As the series progressed, in one fateful encounter, Jaime has a very close call with death, managing to escape from an explosion just in time.  Even though this sort of nick-of-time escape was fairly common, the scene ends with Jaime and Oscar hugging each other with Oscar on the verge of breaking out in tears in relief that he didn’t lose her.

Then we come to the final episode of the series, On The Run.   The setup is very similar to The Prisoner.  Jaime is burnt out and wants to retire from the spy business.  The powers that be above Oscar Goldman (yes, even he apparently has a superior) respond by seeing her wanting out as a grave national security threat.  They want her to live in some sort of open prison (ala The Prisoner) and be under constant watch.
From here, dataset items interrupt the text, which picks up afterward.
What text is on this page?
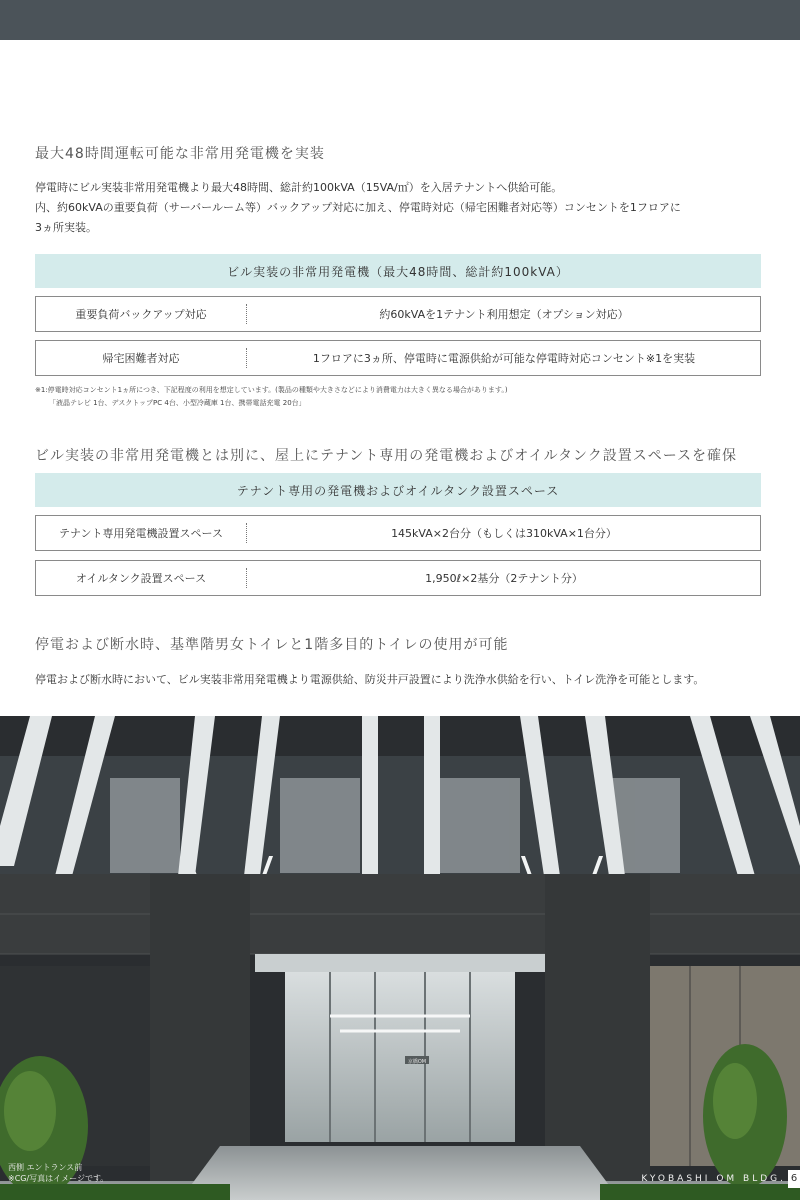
最大48時間運転可能な非常用発電機を実装
停電時にビル実装非常用発電機より最大48時間、総計約100kVA（15VA/㎡）を入居テナントへ供給可能。
内、約60kVAの重要負荷（サーバールーム等）バックアップ対応に加え、停電時対応（帰宅困難者対応等）コンセントを1フロアに
3ヵ所実装。
ビル実装の非常用発電機（最大48時間、総計約100kVA）
重要負荷バックアップ対応	約60kVAを1テナント利用想定（オプション対応）
帰宅困難者対応	1フロアに3ヵ所、停電時に電源供給が可能な停電時対応コンセント※1を実装
※1:停電時対応コンセント1ヵ所につき、下記程度の利用を想定しています。(製品の種類や大きさなどにより消費電力は大きく異なる場合があります。)
「液晶テレビ 1台、デスクトップPC 4台、小型冷蔵庫 1台、携帯電話充電 20台」
ビル実装の非常用発電機とは別に、屋上にテナント専用の発電機およびオイルタンク設置スペースを確保
テナント専用の発電機およびオイルタンク設置スペース
テナント専用発電機設置スペース	145kVA×2台分（もしくは310kVA×1台分）
オイルタンク設置スペース	1,950ℓ×2基分（2テナント分）
停電および断水時、基準階男女トイレと1階多目的トイレの使用が可能
停電および断水時において、ビル実装非常用発電機より電源供給、防災井戸設置により洗浄水供給を行い、トイレ洗浄を可能とします。
京橋OM
西側 エントランス前
※CG/写真はイメージです。	KYOBASHI OM BLDG. 6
Now, just as I was writing this post, someone uploaded the entire episode.  Unfortunately, they screwed with the picture to try to circumvent Youtube’s copyright blocking (and maybe the audio/playback) but the entire scene I want to share will start playing back if you hit play below.  Once you get to Oscar’s final monologue, though, you may want to switch off to the other embed, which is much better quality.

I have one last thought to make about this scene.  This guy who opposes Oscar, who can’t even get Jaime’s name straight, for all intents and purposes, he represents Oliver Spencer!  The show comes around full-circle to remind us that it grew a heart and soul.